The three neighboring countries have held a summit every year under a rotation system, but last year’s Seoul meeting was canceled due to the coronavirus pandemic.
With less than two months left in the year, expectations are low that a meeting will take place this year as well. While the three nations are still struggling to bring their pandemic-hit economies back to normalcy, there is also no immediate sign of improvement in the prolonged diplomatic feud between Korea and Japan.
On Saturday, Japan’s Yomiuri Shimbun reported that this year’s trilateral summit is highly likely to fall apart, saying the Korean government has already relayed its intention to delay the meeting to the Japanese government.
The report pointed to soured Korea-Japan relations as the key reason behind the delay. It said President Moon has sought to thaw the tensions on the occasion of the trilateral meeting but the Japanese government is reluctant to do so without Seoul changing its stance on historic issues.
Korea’s presidential office, however, flatly denied the report, calling it “baseless.”
“We made no such request to the Japanese government,” a senior Cheong Wa Dae official said on the condition of anonymity. “Nothing has been decided on the trilateral meeting. The final decision will be made after close consultations among all three nations.”
On multiple occasions, Moon has expressed his will to make a breakthrough in the Korea-Japan relations long strained over wartime history and trade issues and suggested resuming talks without preconditions. But the response from Japan has been lukewarm so far.
After his predecessor Yoshihide Suga left office without holding a summit with Moon, Fumio Kishida, the new Japanese leader, has repeated that the Korean government should come up with a solution to resolve the issue of the recurring compensation claims by Korean victims of Japan’s wartime atrocities.
Moon and Kishida held their first phone conversation last month but they just reaffirmed their different views.

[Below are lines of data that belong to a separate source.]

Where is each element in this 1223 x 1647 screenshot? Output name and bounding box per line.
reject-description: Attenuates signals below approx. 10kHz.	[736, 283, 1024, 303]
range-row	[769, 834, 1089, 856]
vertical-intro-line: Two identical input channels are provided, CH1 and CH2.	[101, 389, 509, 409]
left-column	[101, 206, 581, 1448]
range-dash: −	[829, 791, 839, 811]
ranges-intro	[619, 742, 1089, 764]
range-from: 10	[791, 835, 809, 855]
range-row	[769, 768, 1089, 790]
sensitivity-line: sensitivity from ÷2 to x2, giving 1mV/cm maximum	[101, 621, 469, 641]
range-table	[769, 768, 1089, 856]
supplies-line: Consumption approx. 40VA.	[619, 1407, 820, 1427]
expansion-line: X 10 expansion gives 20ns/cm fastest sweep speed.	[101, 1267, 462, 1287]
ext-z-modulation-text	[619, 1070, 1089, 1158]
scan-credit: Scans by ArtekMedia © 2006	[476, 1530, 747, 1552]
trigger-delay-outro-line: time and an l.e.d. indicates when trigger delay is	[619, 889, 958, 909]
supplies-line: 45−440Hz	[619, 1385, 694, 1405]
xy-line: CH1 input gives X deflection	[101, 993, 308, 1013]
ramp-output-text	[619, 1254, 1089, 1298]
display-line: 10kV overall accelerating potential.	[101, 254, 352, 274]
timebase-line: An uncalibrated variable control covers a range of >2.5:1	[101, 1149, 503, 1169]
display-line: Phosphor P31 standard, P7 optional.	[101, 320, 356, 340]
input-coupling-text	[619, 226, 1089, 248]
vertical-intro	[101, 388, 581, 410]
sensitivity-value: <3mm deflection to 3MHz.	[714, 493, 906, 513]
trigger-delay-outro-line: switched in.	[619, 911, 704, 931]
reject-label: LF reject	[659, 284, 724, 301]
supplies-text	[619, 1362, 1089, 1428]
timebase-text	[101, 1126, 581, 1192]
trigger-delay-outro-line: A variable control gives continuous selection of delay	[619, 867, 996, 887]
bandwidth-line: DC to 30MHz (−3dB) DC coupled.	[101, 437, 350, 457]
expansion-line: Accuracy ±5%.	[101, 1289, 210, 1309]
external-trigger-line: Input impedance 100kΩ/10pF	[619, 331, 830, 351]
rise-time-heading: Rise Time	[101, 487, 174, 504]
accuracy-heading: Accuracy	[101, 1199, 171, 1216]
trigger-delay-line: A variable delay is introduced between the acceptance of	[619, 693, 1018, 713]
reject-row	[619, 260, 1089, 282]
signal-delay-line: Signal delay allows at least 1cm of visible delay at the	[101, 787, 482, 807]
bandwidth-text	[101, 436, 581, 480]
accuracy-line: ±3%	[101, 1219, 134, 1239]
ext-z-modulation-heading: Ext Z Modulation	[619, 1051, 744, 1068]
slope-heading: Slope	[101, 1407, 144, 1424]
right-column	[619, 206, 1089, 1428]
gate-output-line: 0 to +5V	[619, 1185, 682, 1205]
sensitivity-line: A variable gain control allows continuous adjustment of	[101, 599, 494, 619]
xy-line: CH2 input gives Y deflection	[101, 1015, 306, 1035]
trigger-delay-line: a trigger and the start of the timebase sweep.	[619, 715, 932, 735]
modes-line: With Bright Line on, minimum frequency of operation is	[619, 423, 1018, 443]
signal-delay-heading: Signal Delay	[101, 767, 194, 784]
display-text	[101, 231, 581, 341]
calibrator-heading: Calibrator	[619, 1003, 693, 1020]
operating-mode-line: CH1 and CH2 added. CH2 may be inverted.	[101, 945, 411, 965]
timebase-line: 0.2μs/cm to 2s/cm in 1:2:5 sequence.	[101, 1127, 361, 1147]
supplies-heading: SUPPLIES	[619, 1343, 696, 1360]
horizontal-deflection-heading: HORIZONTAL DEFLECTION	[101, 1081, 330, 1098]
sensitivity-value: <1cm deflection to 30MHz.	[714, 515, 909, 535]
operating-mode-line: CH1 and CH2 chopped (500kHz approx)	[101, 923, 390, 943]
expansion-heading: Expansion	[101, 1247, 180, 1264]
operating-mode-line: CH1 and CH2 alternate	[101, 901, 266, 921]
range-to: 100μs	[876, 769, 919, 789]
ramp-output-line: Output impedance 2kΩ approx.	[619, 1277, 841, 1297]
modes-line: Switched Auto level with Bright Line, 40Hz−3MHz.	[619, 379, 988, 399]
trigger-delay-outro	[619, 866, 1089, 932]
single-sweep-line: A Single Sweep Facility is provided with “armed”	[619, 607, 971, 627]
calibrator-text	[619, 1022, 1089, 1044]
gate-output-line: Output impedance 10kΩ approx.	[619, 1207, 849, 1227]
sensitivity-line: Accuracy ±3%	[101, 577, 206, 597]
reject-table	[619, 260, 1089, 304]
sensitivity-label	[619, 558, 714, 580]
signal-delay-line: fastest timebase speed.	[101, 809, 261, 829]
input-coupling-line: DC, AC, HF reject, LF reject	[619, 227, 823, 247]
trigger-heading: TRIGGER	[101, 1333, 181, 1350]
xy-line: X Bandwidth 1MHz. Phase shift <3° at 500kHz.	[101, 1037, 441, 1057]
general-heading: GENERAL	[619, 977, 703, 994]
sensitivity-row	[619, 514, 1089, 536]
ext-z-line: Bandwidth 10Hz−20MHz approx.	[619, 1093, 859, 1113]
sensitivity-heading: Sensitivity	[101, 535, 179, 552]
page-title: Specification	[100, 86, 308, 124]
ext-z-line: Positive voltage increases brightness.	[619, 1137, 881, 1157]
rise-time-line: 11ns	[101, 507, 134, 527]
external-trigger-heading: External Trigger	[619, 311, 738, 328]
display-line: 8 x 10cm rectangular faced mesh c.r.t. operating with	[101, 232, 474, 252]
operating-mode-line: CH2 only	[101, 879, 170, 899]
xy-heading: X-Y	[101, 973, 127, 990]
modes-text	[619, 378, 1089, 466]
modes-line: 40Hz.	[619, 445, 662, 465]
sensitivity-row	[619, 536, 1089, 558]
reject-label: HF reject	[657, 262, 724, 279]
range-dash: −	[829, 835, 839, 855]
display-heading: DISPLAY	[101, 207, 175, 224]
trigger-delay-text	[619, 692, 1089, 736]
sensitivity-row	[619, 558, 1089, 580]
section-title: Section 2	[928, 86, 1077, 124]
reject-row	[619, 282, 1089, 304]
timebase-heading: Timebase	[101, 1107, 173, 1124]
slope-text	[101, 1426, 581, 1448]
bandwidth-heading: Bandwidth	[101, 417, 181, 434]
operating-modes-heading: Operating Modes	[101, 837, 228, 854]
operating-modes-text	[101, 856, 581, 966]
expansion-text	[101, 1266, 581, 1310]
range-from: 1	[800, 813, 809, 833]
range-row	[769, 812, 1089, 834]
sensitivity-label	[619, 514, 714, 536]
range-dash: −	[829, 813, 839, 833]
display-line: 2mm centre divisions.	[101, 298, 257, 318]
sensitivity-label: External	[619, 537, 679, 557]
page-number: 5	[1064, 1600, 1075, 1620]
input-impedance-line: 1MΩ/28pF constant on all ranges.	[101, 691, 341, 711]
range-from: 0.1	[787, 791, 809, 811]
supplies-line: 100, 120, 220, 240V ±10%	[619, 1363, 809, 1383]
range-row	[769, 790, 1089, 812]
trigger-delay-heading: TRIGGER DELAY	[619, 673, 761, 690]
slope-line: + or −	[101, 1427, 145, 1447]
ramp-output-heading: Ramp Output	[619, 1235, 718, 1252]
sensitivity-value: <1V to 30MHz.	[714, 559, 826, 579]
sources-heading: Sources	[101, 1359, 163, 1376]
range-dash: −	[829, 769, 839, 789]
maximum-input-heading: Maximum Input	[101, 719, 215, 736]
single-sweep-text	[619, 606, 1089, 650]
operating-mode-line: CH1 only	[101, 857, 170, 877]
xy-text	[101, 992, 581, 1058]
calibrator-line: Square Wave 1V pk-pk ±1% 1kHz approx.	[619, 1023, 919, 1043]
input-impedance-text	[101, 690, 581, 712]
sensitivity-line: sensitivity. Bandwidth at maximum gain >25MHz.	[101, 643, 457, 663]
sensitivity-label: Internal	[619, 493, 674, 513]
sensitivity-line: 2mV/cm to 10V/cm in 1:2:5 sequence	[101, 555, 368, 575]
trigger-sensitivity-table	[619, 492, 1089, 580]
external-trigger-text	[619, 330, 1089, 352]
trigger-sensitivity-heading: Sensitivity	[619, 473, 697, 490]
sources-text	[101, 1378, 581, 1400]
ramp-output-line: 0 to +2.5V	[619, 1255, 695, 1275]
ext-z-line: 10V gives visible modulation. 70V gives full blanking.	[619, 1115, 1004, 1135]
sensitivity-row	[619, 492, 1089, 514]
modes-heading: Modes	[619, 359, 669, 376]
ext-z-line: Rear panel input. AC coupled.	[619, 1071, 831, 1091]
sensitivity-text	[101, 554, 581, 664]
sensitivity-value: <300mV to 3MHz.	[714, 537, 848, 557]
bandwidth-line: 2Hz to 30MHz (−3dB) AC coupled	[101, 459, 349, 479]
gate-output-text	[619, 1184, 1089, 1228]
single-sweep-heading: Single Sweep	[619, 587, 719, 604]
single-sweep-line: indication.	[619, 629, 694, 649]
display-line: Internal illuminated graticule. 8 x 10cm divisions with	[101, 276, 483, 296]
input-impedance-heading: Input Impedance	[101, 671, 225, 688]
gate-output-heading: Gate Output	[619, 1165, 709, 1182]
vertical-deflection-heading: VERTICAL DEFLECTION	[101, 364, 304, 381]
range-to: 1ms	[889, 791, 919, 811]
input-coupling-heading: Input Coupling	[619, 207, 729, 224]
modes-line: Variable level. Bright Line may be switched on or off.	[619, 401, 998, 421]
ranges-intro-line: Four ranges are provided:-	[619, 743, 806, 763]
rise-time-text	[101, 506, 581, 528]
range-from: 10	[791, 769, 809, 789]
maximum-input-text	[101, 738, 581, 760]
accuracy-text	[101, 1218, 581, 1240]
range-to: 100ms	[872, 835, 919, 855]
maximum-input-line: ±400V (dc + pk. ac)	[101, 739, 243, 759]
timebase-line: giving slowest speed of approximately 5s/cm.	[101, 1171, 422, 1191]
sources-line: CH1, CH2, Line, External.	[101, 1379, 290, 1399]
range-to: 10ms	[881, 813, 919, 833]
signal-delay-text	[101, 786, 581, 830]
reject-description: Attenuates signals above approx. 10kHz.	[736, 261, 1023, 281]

The last time the leaders of Korea and Japan met together was in 2019 when President Xi Jinping of China hosted the trilateral summit with Moon and then-Prime Minister Shinzo Abe.
Aside from the chilled Seoul-Tokyo relations, Xi’s absence on the global stage is also an issue making observers here skeptical about the Seoul meeting being held within the year. They point to the upcoming Beijing Winter Olympics in February as the most likely occasion for the three leaders to meet in person.
The Chinese president has not left his country for nearly two years, largely out of concern with COVID-19. He was scheduled to make a state visit to Korea last year but the plans have been delayed almost indefinitely.